The Collective’s gallery offers vibrant and often out-there mixed media art.

The literal founding collective of artists—Flores, Chad Townson, Joe Judy, Andrew Byers and Benjamin McCarley—are the body. Then there’s the gallery leg, the collaborations leg, the commissions leg (most of the artists do work for homes and businesses).

And, of course, the Mid City Rising leg.

This leg of the spider is a monthly block party in the parking lot The Collective shares with Pink Elephant Antiques, full of local artists, live music and vendors. Flores, who is a former food engineer, even whips up some dishes.

“The purpose is to encourage people that are brand-new at selling art. They may have been making it for years, they may be just starting out—but they’ve decided to step outside of their comfort zone, outside of just showing it to themselves or their family and friends, and taking that next step to make it out into the public,” Flores says.

After several months, Mid City Rising has become one of the neighborhood’s most buzzed-about events, with help from event organizer Emily Koro.

Mid City Rising, Flores says, is a space where artists can come and put themselves out there, maybe for the first time, and see what it’s like to have someone look at their work, to talk about it and maybe even make a sale.

A sort of spiritual successor to Baton Rouge’s Stabbed in the Art, a monthly art pop-up that shook up Baton Rouge in the early 2010s, Mid City Rising is a come-as-you-are event, showcasing the newest emerging talents of the community and allowing space for art of all kinds.

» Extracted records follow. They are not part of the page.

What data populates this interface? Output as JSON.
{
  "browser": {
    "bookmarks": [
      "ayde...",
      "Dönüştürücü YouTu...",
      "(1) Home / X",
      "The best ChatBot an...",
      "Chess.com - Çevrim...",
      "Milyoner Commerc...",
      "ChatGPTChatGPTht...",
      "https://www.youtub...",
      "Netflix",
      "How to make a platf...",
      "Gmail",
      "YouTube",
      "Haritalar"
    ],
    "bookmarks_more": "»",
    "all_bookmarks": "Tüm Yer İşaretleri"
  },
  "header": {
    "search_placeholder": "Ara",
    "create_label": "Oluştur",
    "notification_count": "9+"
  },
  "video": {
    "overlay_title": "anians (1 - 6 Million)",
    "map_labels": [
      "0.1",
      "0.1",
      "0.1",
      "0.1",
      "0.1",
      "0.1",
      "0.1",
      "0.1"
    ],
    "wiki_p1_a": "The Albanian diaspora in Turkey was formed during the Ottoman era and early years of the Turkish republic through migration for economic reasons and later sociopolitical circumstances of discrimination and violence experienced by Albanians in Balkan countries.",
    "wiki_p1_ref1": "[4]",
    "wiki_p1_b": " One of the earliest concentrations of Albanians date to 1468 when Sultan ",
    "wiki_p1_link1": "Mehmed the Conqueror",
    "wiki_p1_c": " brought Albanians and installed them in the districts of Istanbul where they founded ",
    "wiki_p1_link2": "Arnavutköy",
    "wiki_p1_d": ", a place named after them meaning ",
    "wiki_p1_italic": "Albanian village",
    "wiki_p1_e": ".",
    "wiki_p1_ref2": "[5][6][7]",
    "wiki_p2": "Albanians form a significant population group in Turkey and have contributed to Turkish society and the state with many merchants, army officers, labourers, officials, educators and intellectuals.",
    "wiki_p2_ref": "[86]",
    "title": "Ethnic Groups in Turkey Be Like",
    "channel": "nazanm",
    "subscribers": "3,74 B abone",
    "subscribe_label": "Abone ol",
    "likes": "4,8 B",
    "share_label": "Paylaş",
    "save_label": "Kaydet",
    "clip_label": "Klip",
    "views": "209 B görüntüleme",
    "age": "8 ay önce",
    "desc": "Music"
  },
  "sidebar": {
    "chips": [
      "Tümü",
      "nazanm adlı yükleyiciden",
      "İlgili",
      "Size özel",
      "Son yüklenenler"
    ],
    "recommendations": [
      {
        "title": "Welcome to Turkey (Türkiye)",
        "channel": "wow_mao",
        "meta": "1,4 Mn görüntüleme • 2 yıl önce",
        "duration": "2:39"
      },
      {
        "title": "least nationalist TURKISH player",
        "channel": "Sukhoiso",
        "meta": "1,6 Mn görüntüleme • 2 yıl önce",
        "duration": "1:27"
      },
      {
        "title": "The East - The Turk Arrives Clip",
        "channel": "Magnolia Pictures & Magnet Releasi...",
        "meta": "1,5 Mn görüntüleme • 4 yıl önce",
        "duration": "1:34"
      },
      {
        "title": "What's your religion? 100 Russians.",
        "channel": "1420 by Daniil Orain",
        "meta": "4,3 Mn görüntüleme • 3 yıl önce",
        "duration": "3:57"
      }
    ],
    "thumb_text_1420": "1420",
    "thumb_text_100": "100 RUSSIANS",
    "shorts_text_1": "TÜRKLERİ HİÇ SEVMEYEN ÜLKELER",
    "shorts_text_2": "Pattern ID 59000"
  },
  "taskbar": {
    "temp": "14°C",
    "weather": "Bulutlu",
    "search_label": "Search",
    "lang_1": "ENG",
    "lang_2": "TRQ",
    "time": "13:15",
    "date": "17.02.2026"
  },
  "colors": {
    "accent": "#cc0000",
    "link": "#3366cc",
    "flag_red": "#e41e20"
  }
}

Since the first pop up in April 2017, The Collective has hosted hundreds of artists.

With Government Street’s redesign on the way and more developments emerging, Flores says it’s important for every kind of art to have a niche in the neighborhood.

Near the end of the interview, a young man walks over from the direction of Ogden Park, eager to shake Flores’ hand as he crosses the threshold into the gallery. He’s an artist, he explains, interested in joining the pop-up he’s heard about. Flores smiles and hands over a card.

The Collective plans to continue hosting Mid City Rising monthly for as long as possible, with even bigger and bolder events in the coming year as more changes come to the neighborhood. No matter what happens, they’ll be keeping Mid City weird.